Parteienforschung, so schreibt der Politikwissenschaftler Klaus von Beyme in seinem Standardwerk „Parteien im Wandel“, sei ein frustrierendes Geschäft. „Alle paar Jahre ist sie mit aufregenden Untergangsszenarien beschäftigt“. Das Werk erschien im Jahr 2000, aber Krisenstimmung und Untergangsszenarien begleiten die politischen Parteien, seit es sie gibt. Vor allem den Volksparteien wird regelmäßig das Totenglöcklein geläutet. Bislang haben sie ihre Kritiker noch immer Lügen gestraft. Doch das ist keine Selbstverständlichkeit.
- Der Mitgliederentscheid ist ausgewertet: SPD-Basis stimmt für neue GroKo
In anderen europäischen Staaten ist es zu beobachten: Dort verschwanden über Jahrzehnte etablierte Volksparteien in kürzester Zeit von der Bildfläche. An ihre Stelle traten neue Parteien und Bewegungen. Teils populistisch, teils modern und unverbraucht. Oft versuchten die etablierten Volksparteien in gemeinsamen Regierungsbündnissen ihre Macht zu sichern, dies beschleunigte den Schrumpfungsprozess meistens noch mehr.
Große Koalitionen sind nicht die Wurzel allen Übels
Doch es wäre falsch, die Große Koalition aus Union und SPD allein für den Niedergang der Volksparteien verantwortlich zu machen. Sieht man einmal von der Flüchtlingspolitik ab, bekommt die Regierung unter Angela Merkel in der Bevölkerung doch eher gute Noten. Und die Flüchtlingsbewegung traf ja nicht auf ein von Arbeitslosigkeit und Armut gebeuteltes Land. Die historisch schlechten Wahlergebnisse von SPD und Union müssen andere, tiefere Ursachen haben.
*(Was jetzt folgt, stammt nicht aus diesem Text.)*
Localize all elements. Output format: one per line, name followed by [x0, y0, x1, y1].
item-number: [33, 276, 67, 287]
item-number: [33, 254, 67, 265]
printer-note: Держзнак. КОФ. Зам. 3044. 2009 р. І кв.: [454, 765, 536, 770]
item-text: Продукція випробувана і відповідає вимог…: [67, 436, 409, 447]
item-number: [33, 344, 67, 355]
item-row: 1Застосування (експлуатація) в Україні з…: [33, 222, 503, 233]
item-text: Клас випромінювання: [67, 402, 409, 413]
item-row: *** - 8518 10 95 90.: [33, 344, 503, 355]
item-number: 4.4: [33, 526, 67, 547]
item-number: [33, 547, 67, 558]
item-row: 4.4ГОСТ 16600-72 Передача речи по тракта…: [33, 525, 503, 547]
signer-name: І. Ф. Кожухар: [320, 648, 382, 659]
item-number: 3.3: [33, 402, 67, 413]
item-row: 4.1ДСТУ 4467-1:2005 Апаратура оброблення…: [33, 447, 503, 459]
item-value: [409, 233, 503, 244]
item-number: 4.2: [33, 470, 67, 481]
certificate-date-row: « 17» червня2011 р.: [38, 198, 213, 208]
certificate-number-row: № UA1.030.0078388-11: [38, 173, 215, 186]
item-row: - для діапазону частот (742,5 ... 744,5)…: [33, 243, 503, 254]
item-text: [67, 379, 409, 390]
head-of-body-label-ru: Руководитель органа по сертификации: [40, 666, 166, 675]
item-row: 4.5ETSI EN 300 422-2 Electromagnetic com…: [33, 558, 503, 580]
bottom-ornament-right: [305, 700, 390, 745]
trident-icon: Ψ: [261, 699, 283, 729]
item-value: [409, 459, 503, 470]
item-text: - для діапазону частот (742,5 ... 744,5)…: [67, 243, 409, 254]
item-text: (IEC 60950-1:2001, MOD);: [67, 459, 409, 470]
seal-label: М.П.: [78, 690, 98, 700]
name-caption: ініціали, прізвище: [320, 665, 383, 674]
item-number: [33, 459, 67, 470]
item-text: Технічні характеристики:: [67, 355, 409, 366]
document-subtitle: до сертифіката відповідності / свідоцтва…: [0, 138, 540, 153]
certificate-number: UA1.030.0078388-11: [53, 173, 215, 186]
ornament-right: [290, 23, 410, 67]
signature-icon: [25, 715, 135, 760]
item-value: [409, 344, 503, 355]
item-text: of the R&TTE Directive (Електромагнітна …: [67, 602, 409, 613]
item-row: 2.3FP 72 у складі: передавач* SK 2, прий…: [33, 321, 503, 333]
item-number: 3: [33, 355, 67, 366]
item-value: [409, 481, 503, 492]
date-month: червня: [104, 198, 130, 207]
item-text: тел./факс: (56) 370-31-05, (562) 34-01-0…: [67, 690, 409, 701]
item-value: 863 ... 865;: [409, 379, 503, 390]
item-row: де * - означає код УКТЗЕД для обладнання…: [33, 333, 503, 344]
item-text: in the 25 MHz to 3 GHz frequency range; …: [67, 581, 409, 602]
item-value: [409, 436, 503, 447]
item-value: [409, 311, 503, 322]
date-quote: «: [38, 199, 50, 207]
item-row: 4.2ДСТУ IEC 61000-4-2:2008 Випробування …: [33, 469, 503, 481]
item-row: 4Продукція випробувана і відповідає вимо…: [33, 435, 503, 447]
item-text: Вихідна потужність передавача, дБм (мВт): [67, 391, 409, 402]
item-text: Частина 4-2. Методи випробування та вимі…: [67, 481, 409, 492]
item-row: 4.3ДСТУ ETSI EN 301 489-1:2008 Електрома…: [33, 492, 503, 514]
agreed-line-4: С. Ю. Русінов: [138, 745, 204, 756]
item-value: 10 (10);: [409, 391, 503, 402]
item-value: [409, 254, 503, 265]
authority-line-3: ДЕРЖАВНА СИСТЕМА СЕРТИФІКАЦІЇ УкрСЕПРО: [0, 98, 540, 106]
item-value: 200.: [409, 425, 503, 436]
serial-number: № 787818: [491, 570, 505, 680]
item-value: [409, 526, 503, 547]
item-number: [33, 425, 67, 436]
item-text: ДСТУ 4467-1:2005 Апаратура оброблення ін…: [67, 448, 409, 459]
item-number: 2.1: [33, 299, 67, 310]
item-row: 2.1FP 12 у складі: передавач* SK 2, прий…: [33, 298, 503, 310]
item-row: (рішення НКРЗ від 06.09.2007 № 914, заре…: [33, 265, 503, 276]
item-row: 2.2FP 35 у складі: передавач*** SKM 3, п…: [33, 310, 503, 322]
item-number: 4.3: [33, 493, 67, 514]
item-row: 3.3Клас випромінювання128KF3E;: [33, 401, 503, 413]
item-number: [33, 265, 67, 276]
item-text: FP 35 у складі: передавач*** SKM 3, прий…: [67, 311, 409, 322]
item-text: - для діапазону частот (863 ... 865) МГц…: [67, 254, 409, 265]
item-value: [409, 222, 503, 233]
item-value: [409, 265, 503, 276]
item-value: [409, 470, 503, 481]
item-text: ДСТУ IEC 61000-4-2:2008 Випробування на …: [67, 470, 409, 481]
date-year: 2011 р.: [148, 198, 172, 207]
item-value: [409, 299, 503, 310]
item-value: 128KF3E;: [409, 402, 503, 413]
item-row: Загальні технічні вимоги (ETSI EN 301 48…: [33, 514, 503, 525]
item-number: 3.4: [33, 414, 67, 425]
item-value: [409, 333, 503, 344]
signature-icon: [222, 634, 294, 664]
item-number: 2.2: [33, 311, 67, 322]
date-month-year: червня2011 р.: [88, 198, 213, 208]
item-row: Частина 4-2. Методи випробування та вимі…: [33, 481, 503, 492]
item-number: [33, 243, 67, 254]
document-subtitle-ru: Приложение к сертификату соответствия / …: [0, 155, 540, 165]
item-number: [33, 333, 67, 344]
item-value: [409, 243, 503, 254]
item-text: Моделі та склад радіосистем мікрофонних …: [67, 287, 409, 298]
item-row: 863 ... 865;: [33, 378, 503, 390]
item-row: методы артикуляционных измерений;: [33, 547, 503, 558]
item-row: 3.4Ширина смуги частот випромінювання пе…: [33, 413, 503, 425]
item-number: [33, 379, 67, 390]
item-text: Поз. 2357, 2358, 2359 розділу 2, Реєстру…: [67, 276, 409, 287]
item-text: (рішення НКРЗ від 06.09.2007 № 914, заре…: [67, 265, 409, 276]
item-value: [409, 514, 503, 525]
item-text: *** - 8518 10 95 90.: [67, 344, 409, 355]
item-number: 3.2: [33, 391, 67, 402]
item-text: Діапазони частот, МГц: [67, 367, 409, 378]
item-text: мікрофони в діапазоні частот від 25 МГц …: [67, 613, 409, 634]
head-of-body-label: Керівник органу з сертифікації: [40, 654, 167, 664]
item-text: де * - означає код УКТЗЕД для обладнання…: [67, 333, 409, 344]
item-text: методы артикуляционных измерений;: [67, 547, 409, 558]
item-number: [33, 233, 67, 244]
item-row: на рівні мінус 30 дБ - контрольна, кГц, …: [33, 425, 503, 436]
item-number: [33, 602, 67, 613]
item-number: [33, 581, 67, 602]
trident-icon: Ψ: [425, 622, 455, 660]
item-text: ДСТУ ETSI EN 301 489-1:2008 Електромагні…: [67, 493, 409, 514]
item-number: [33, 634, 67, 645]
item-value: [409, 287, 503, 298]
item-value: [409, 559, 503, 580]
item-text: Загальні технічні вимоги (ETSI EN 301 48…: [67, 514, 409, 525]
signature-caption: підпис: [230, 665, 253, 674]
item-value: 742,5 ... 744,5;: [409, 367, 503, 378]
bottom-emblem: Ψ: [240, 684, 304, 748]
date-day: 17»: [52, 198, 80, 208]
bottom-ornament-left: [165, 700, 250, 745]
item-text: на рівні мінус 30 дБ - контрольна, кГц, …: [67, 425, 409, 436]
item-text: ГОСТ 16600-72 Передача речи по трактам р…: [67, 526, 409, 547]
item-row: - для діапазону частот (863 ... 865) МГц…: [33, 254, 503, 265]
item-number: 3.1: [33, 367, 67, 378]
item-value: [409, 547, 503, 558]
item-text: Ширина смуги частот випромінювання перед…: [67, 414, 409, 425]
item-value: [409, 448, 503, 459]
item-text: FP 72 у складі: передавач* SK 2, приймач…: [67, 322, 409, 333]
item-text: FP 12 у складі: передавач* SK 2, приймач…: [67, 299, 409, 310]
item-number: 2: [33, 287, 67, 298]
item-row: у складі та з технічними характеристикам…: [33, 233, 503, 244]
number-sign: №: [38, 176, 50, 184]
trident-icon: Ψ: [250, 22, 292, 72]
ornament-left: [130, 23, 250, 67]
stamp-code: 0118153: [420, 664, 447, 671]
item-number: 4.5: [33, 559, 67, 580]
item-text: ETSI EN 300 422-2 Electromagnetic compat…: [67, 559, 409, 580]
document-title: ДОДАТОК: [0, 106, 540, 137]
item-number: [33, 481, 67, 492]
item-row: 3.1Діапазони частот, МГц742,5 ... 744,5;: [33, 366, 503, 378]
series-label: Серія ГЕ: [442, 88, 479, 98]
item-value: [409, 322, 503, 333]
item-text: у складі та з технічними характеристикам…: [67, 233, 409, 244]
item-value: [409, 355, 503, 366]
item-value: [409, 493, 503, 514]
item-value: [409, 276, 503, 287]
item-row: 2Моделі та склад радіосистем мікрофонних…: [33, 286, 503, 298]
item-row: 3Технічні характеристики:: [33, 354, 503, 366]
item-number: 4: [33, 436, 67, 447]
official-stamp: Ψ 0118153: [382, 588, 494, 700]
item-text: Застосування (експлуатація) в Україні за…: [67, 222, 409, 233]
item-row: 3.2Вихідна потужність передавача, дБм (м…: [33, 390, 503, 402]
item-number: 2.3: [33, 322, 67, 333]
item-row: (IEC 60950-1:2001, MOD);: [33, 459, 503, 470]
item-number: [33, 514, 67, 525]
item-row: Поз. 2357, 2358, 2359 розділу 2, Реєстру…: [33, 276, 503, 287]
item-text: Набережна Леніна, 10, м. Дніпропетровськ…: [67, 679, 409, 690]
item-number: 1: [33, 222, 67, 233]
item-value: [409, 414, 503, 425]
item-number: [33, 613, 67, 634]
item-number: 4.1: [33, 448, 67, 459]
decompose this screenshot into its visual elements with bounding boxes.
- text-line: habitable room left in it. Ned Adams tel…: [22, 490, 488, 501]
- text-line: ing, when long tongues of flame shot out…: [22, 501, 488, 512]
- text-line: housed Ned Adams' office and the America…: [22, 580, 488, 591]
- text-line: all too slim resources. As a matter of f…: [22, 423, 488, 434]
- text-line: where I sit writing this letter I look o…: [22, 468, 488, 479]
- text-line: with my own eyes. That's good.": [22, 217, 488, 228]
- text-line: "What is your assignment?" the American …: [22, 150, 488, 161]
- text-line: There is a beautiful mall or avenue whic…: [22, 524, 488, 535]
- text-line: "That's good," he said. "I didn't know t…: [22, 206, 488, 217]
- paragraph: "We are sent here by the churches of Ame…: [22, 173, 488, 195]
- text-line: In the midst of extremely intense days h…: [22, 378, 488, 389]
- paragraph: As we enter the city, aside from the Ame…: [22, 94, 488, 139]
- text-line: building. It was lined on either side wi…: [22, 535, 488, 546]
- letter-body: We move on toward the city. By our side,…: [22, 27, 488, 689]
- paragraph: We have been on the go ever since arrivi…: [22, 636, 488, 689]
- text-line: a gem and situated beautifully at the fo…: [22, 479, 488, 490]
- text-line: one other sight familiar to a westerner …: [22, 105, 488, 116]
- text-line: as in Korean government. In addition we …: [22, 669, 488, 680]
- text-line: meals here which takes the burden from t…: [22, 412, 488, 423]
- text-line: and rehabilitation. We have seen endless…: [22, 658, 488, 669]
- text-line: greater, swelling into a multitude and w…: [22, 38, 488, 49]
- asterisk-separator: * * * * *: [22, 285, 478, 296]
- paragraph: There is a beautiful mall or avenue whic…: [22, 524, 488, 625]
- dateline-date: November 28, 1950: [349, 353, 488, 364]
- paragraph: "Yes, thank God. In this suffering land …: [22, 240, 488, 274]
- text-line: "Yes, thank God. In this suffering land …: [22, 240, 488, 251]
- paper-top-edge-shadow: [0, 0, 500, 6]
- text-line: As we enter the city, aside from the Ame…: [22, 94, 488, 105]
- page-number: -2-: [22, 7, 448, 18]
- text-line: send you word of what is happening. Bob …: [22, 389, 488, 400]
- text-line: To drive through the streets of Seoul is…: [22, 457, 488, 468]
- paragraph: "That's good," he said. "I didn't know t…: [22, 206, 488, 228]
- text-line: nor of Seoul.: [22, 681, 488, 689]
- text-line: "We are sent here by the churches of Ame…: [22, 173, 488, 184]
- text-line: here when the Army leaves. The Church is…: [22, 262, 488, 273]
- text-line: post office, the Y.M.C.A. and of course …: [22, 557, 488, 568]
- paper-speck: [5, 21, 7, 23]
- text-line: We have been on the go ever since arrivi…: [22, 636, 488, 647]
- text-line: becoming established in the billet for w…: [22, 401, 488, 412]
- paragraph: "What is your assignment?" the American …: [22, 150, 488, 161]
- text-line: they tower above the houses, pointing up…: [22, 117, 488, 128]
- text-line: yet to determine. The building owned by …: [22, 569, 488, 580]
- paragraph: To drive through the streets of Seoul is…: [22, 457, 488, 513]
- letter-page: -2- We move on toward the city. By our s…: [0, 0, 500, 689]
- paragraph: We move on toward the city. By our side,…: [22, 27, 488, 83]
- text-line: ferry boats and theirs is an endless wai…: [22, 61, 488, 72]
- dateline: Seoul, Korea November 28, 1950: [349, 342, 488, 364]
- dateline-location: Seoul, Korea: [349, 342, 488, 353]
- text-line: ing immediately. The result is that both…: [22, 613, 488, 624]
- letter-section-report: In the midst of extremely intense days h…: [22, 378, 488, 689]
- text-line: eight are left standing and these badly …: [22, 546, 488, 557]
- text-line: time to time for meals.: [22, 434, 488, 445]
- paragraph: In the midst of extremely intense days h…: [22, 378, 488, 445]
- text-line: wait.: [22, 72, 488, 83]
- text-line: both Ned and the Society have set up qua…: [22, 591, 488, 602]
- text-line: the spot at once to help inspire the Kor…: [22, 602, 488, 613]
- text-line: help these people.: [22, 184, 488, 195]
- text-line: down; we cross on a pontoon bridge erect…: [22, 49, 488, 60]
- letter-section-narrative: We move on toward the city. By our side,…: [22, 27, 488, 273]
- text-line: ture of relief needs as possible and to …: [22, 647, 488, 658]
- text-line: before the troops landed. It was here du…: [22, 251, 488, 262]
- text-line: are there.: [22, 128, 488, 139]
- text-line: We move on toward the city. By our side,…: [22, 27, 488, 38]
Dabei mangelt es den Parteien in Deutschland keineswegs an Geld, Einfluss oder Macht. Sie sind im öffentlichen Leben omnipräsent, schicken ihre Leute in Parlamente, Regierungen und Rundfunkräte, spielen im öffentlichen Leben nach wie vor eine Hauptrolle. Und doch wirken sie mut-, kraft-, und ziellos.
Was wurde nicht alles aufgedeckt: Parteienfilz, Spendenskandale und eine ungebrochene Selbstversorgungsmentalität. Ist das Maß irgendwann einmal voll? Haben wir über viele Jahre zu viele Negativ-Schlagzeilen über unsere Parteien lesen müssen und sehen schlicht zu wenig Gegenleistung? Aber warum gerade jetzt? Sind die Bürger im Internetzeitalter aufgeklärter und kritischer? Gibt es wirklich eine Alternative?
Die Parteien verlieren ihre politische Identität
Nein, die Bürgerinnen und Bürger vermissen zunehmend etwas, was ihnen die Parteien früher geben konnten: politische Autorität. Die Parteien haben sich um die Politik gebracht. Um politische Identitäten, ja auch um politische Ideologien. Es spricht überhaupt nichts dagegen, wenn die Union für Heimat, Familie und Eigentum steht, die SPD für Gerechtigkeit, Umverteilung und mehr Mitbestimmung. Die Grünen für eine gewaltfreie Basisdemokratie und die FDP für weitgehende Freiheitsrechte und Marktliberalismus.
Natürlich müssen Programme den Lebenswirklichkeiten angepasst und modernisiert werden. Aber nicht um den Preis, danach kaum mehr erkennbar und zunehmend beliebig zu sein. Kurzlebige Images, politische Gags können Parteiprogramme und stabile Identitäten nicht ersetzen. Da mögen sich Wahlkampfmanager und Spindoktoren noch so gute Marketingstrategien einfallen lassen, Orientierung können sie damit nicht geben. Wer in der Mediengesellschaft nur gefallen möchte, fällt ganz schnell durch.
Denn die digitale Mediengesellschaft hat vor allem Respekt vor solchen Politikern, die nicht nach ihrer Pfeife tanzen, sondern die selbstbewusst am Kern ihrer Politik festhalten. Mit solchen Politikern an der Spitze haben die Parteien noch jede Krise überstanden. Und es gab sie nicht nur in der Vergangenheit. Wenn bei Union und SPD jetzt lautstark nach Erneuerung gerufen wird, dann eben auch nach neuen Gesichtern. Mehr Verantwortung, mehr Orientierung, Identität und etwas mehr Autorität. Kurzum: mehr Mut zur Politik!